Malgré un ralentissement des recrutements, la guerre des talents est loin d’être terminée en Belgique
En Belgique, le taux d’embauche a diminué de 15 %. Dans ce contexte quelque peu tendu, qu’est-ce qui départagera les nouveaux arrivants sur le marché du travail : l’expérience professionnelle ou les compétences diverses ?
Bien que le marché du travail reste favorable au recrutement, la prudence est de mise en cette rentrée. Cela se traduit par un recul, souligne Page Personnel, spécialiste du recrutement. En effet, le volume des recrutements a chuté de 15 % par rapport aux deux dernières années, qui étaient particulièrement prospères, et les salaires sont revenus à leurs niveaux d’avant la crise sanitaire.

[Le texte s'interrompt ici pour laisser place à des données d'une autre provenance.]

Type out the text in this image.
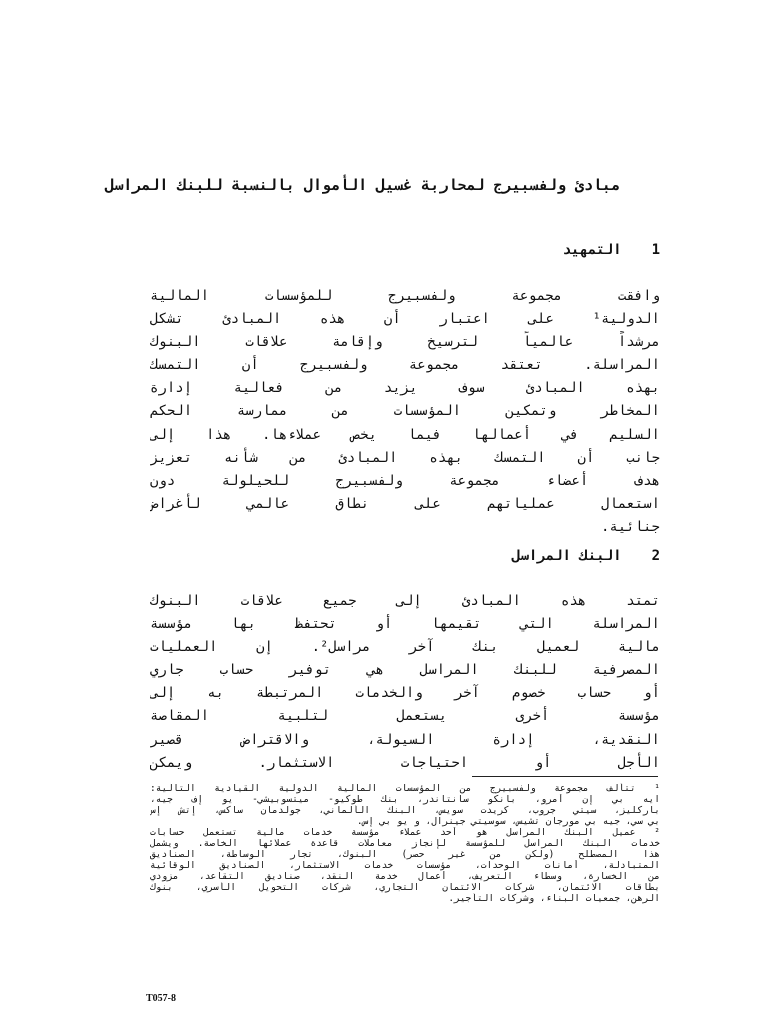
مبادئ ولفسبيرج لمحاربة غسيل الأموال بالنسبة للبنك المراسل
1 التمهيد
وافقت مجموعة ولفسبيرج للمؤسسات المالية
الدولية¹ على اعتبار أن هذه المبادئ تشكل
مرشداً عالمياً لترسيخ وإقامة علاقات البنوك
المراسلة. تعتقد مجموعة ولفسبيرج أن التمسك
بهذه المبادئ سوف يزيد من فعالية إدارة
المخاطر وتمكين المؤسسات من ممارسة الحكم
السليم في أعمالها فيما يخص عملاءها. هذا إلى
جانب أن التمسك بهذه المبادئ من شأنه تعزيز
هدف أعضاء مجموعة ولفسبيرج للحيلولة دون
استعمال عملياتهم على نطاق عالمي لأغراض
جنائية.
2 البنك المراسل
تمتد هذه المبادئ إلى جميع علاقات البنوك
المراسلة التي تقيمها أو تحتفظ بها مؤسسة
مالية لعميل بنك آخر مراسل². إن العمليات
المصرفية للبنك المراسل هي توفير حساب جاري
أو حساب خصوم آخر والخدمات المرتبطة به إلى
مؤسسة أخرى يستعمل لتلبية المقاصة
النقدية، إدارة السيولة، والاقتراض قصير
الأجل أو احتياجات الاستثمار. ويمكن
¹ تتألف مجموعة ولفسبيرج من المؤسسات المالية الدولية القيادية التالية:
ايه بي إن أمرو، بانكو سانتاندر، بنك طوكيو- ميتسوبيشي- يو إف جيه،
باركليز، سيتي جروب، كريدت سويس، البنك الألماني، جولدمان ساكس، إتش إس
بي سي، جيه بي مورجان تشيس، سوسيتي جينرال، و يو بي إس.
² عميل البنك المراسل هو أحد عملاء مؤسسة خدمات مالية تستعمل حسابات
خدمات البنك المراسل للمؤسسة لإنجاز معاملات قاعدة عملائها الخاصة. ويشمل
هذا المصطلح (ولكن من غير حصر) البنوك، تجار الوساطة، الصناديق
المتبادلة، أمانات الوحدات، مؤسسات خدمات الاستثمار، الصناديق الوقائية
من الخسارة، وسطاء التعريف، أعمال خدمة النقد، صناديق التقاعد، مزودي
بطاقات الائتمان، شركات الائتمان التجاري، شركات التحويل الأسري، بنوك
الرهن، جمعيات البناء، وشركات التأجير.
T057-8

Ce ralentissement des recrutements se manifeste dans presque tous les secteurs. Là où l’on déroulait habituellement le tapis rouge aux candidats, les recruteurs se montrent désormais plus exigeants pour attirer les talents.
Soft skills vs hard skills
Il n’y a pas si longtemps, un jeune candidat arrivant sur le marché du travail, mettant en avant une expérience professionnelle ou des connaissances techniques spécifiques à l’emploi, était avantagé. Aujourd’hui, les recruteurs ne se limitent plus à ces critères. Les expériences extra-professionnelles, telles qu’un Erasmus, une expérience dans un autre secteur, voire même des jobs étudiants, peuvent constituer des atouts pour un candidat en début de carrière.
Cependant, en Belgique, les qualifications, le bilinguisme et la formation restent prioritaires pour les recruteurs. Il vaut donc mieux investir dans une année linguistique que dans une année sabbatique.
La guerre des talents est-elle finie ? Non ! Bien que le marché reste favorable aux talents, la pression sur les employeurs a diminué, et l’incertitude économique entraîne des délais.
Explications avec Olivier Dufour, Managing Director chez Page Personnel.
À quelles causes attribuez-vous cette baisse des intentions de recrutement ?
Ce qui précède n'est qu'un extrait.